As sympathizers, including dignitaries from all parts of Nigeria, besieged Ikenne with others sending condolence messages, the family prepared to bid farewell to the effervescent evangelist. Early in the morning of Wednesday, April 17, led by his only younger sibling, Dr. Tokunbo Awolowo Dosumu, we drove to the Presidential Wing of the Lagos Airport where we received the body of Awolowo’s heir. The MD/EIC of Tribune, Edward Dickson, the paper’s former MD/EIC, Segun Olatunji, and the editors of the three titles on the company stable, Debo Abdulai (Nigerian Tribune), Sina Oladeinde (Sunday Tribune) and Lasisi Olagunju (Saturday Tribune) and others came along. We were later joined by Wole Awolowo’s good friend, Chief Ebenezer Babatope, with whom he had shared “escapades” as young men. Such escapades and his capacity to run risks earned him the sobriquet, Unbreakable. As his deceased older brother’s friend, Bisi Lawrence, explains it, “(Wole’s) disposition was encapsulated in his nickname – Unbreakable. It was the name of a ball, the size of a tennis ball, which young boys enjoyed kicking around. Old tennis balls earlier served that purpose, but they soon burst with so much kicking around. But “unbreakable” was solid through and through, filled with layers of tightly wound rubber straps which made it virtually impossible to burst, while at the same time giving it a chunky appearance and a healthy bounce to boot. That was Wole in his youth, daring vehicles on his bicycle across Oke-Bola roads in Ibadan – impossible to repress, Impossible to resent, Impossible to ignore…”
As we waited in the lounge of the presidential wing of the airport, President Olusegun Obasanjo came in. We all greeted him. He was travelling out of Nigeria and was there for his early morning flight on a private jet. He greeted Awolowo Dosumu and asked after the bereaved mother.
When the corpse was eventually flown in, a long convey drove from the airport to the State House of Assembly where a special session in the deceased honour was held. It was a rare honour reserved for only serving or former Governors of the state and Speakers of the State Assembly. Wole Awolowo had only been a member of Assembly representing Apapa constituency in the second republic. But, as the members attested, it was an honour he deserved because of the unsurpassed contributions of his father to Nigeria.
The next morning, we drove to Ibadan for a farewell service at the premises of the Nigerian Tribune in Imalefalafia, where many old and current staff of Tribune converged to reminisce on old times in the newspaper. Later that evening, the body was taken to Ikenne to preparation for the burial service the next morning.

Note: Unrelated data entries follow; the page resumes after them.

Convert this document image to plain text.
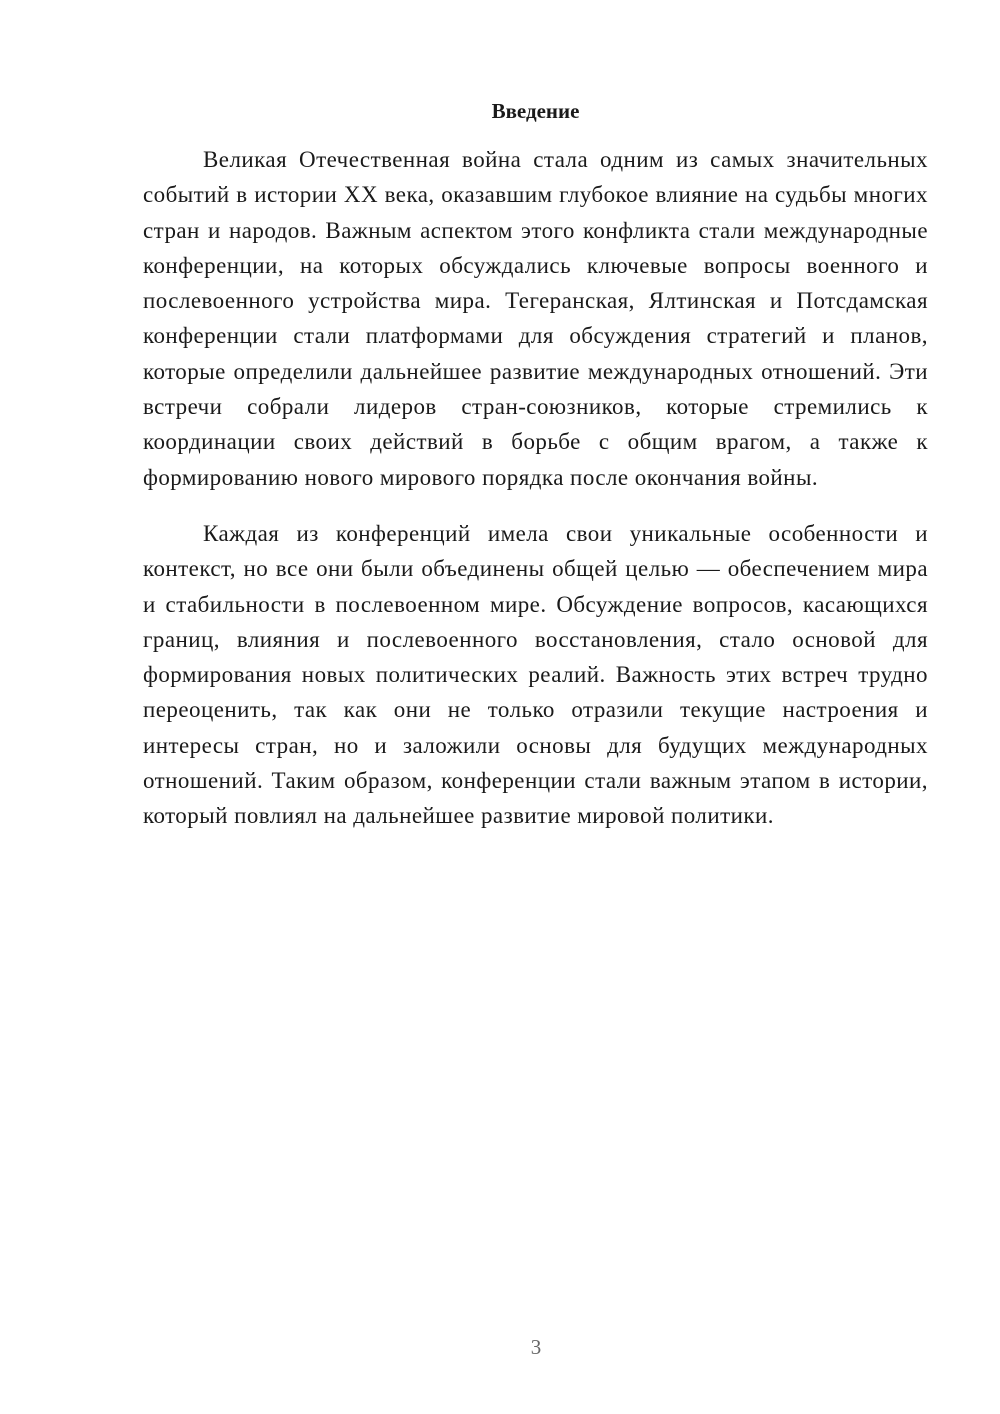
Введение

Великая Отечественная война стала одним из самых значительных событий в истории XX века, оказавшим глубокое влияние на судьбы многих стран и народов. Важным аспектом этого конфликта стали международные конференции, на которых обсуждались ключевые вопросы военного и послевоенного устройства мира. Тегеранская, Ялтинская и Потсдамская конференции стали платформами для обсуждения стратегий и планов, которые определили дальнейшее развитие международных отношений. Эти встречи собрали лидеров стран-союзников, которые стремились к координации своих действий в борьбе с общим врагом, а также к формированию нового мирового порядка после окончания войны.

Каждая из конференций имела свои уникальные особенности и контекст, но все они были объединены общей целью — обеспечением мира и стабильности в послевоенном мире. Обсуждение вопросов, касающихся границ, влияния и послевоенного восстановления, стало основой для формирования новых политических реалий. Важность этих встреч трудно переоценить, так как они не только отразили текущие настроения и интересы стран, но и заложили основы для будущих международных отношений. Таким образом, конференции стали важным этапом в истории, который повлиял на дальнейшее развитие мировой политики.

3
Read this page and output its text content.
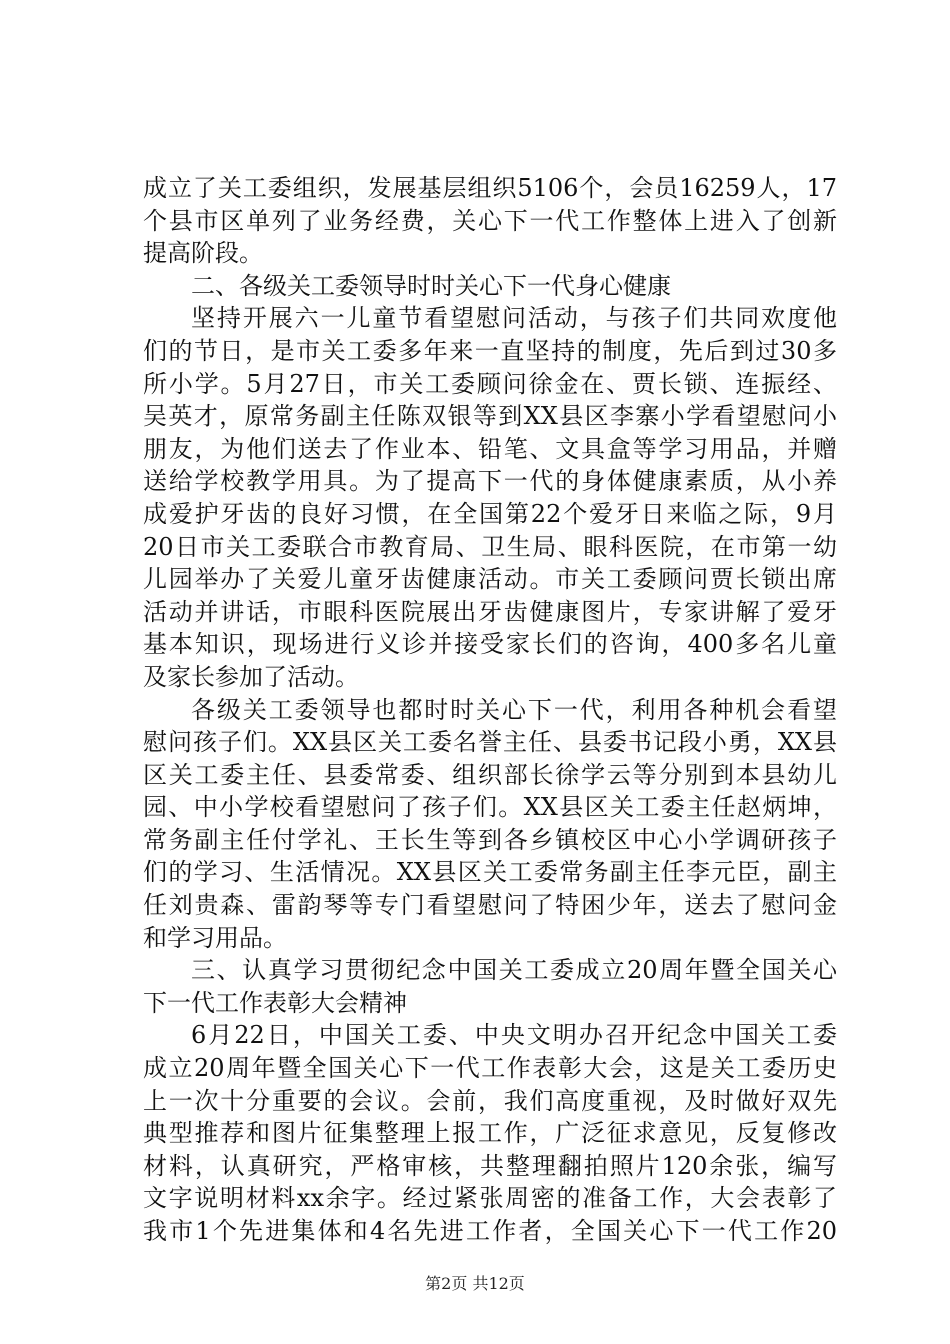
成立了关工委组织，发展基层组织5106个，会员16259人，17
个县市区单列了业务经费，关心下一代工作整体上进入了创新
提高阶段。
二、各级关工委领导时时关心下一代身心健康
坚持开展六一儿童节看望慰问活动，与孩子们共同欢度他
们的节日，是市关工委多年来一直坚持的制度，先后到过30多
所小学。5月27日，市关工委顾问徐金在、贾长锁、连振经、
吴英才，原常务副主任陈双银等到XX县区李寨小学看望慰问小
朋友，为他们送去了作业本、铅笔、文具盒等学习用品，并赠
送给学校教学用具。为了提高下一代的身体健康素质，从小养
成爱护牙齿的良好习惯，在全国第22个爱牙日来临之际，9月
20日市关工委联合市教育局、卫生局、眼科医院，在市第一幼
儿园举办了关爱儿童牙齿健康活动。市关工委顾问贾长锁出席
活动并讲话，市眼科医院展出牙齿健康图片，专家讲解了爱牙
基本知识，现场进行义诊并接受家长们的咨询，400多名儿童
及家长参加了活动。
各级关工委领导也都时时关心下一代，利用各种机会看望
慰问孩子们。XX县区关工委名誉主任、县委书记段小勇，XX县
区关工委主任、县委常委、组织部长徐学云等分别到本县幼儿
园、中小学校看望慰问了孩子们。XX县区关工委主任赵炳坤，
常务副主任付学礼、王长生等到各乡镇校区中心小学调研孩子
们的学习、生活情况。XX县区关工委常务副主任李元臣，副主
任刘贵森、雷韵琴等专门看望慰问了特困少年，送去了慰问金
和学习用品。
三、认真学习贯彻纪念中国关工委成立20周年暨全国关心
下一代工作表彰大会精神
6月22日，中国关工委、中央文明办召开纪念中国关工委
成立20周年暨全国关心下一代工作表彰大会，这是关工委历史
上一次十分重要的会议。会前，我们高度重视，及时做好双先
典型推荐和图片征集整理上报工作，广泛征求意见，反复修改
材料，认真研究，严格审核，共整理翻拍照片120余张，编写
文字说明材料xx余字。经过紧张周密的准备工作，大会表彰了
我市1个先进集体和4名先进工作者，全国关心下一代工作20
第2页 共12页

On Friday, April, 19, HID’s only surviving son was given a burial fit for the prince of the Awolowo dynasty. Tears flowed freely among his ten children who bid him final farewell as the silver-coloured casket bearing their father’s remains was lowered into the grave. Yejide,Omolola, Babajide, Olayinka, Oluwabukola, Obafemi, Olufunlayo, Olukunle, Oluwagbenga and Oluwaseyi took turns to say goodbye to ”Unbreakable”.

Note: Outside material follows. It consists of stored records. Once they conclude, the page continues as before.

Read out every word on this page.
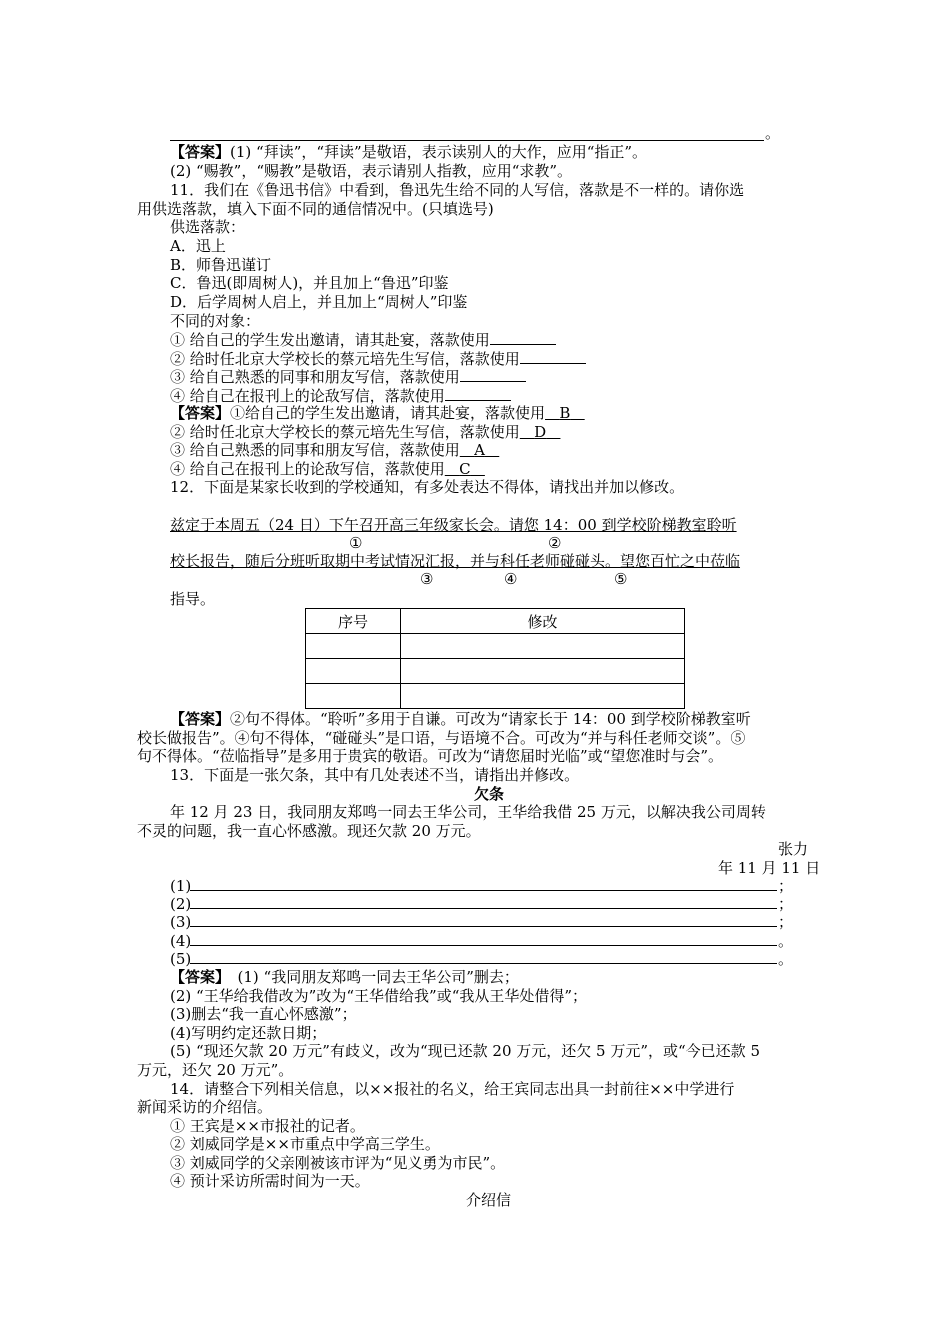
。
【答案】(1) “拜读”，“拜读”是敬语，表示读别人的大作，应用“指正”。
(2) “赐教”，“赐教”是敬语，表示请别人指教，应用“求教”。
11．我们在《鲁迅书信》中看到，鲁迅先生给不同的人写信，落款是不一样的。请你选
用供选落款，填入下面不同的通信情况中。(只填选号)
供选落款：
A．迅上
B．师鲁迅谨订
C．鲁迅(即周树人)，并且加上“鲁迅”印鉴
D．后学周树人启上，并且加上“周树人”印鉴
不同的对象：
① 给自己的学生发出邀请，请其赴宴，落款使用
② 给时任北京大学校长的蔡元培先生写信，落款使用
③ 给自己熟悉的同事和朋友写信，落款使用
④ 给自己在报刊上的论敌写信，落款使用
【答案】①给自己的学生发出邀请，请其赴宴，落款使用 B
② 给时任北京大学校长的蔡元培先生写信，落款使用 D
③ 给自己熟悉的同事和朋友写信，落款使用 A
④ 给自己在报刊上的论敌写信，落款使用 C
12．下面是某家长收到的学校通知，有多处表达不得体，请找出并加以修改。
兹定于本周五（24 日）下午召开高三年级家长会。请您 14：00 到学校阶梯教室聆听
①	②
校长报告，随后分班听取期中考试情况汇报，并与科任老师碰碰头。望您百忙之中莅临
③	④	⑤
指导。
序号	修改

【答案】②句不得体。“聆听”多用于自谦。可改为“请家长于 14：00 到学校阶梯教室听
校长做报告”。④句不得体，“碰碰头”是口语，与语境不合。可改为“并与科任老师交谈”。⑤
句不得体。“莅临指导”是多用于贵宾的敬语。可改为“请您届时光临”或“望您准时与会”。
13．下面是一张欠条，其中有几处表述不当，请指出并修改。
欠条
年 12 月 23 日，我同朋友郑鸣一同去王华公司，王华给我借 25 万元，以解决我公司周转
不灵的问题，我一直心怀感激。现还欠款 20 万元。
张力
年 11 月 11 日
(1)	；
(2)	；
(3)	；
(4)	。
(5)	。
【答案】　(1) “我同朋友郑鸣一同去王华公司”删去；
(2) “王华给我借改为”改为“王华借给我”或“我从王华处借得”；
(3)删去“我一直心怀感激”；
(4)写明约定还款日期；
(5) “现还欠款 20 万元”有歧义，改为“现已还款 20 万元，还欠 5 万元”，或“今已还款 5
万元，还欠 20 万元”。
14．请整合下列相关信息，以××报社的名义，给王宾同志出具一封前往××中学进行
新闻采访的介绍信。
① 王宾是××市报社的记者。
② 刘威同学是××市重点中学高三学生。
③ 刘威同学的父亲刚被该市评为“见义勇为市民”。
④ 预计采访所需时间为一天。
介绍信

“Mama was completely devastated”, HID’s eldest daughter, Mrs. Tola Oyediran, discloses. “She doesn’t like to talk about the loss of her children. Each time we mention them, she says ‘well, God knows best”. I have a feeling that inside her, she is still going through a lot of grief. But she was brought up never to show stress… never to show anxiety. I think it is part of (the upbringing of) royalty, if I may put it that way. So, she will rather just put up a courageous front as a princess and Christian…. She once said in her journey, she has lost three out of five…. I believe that when she sees Christ, when she gets home that might be part of the questions she has to ask Good…”.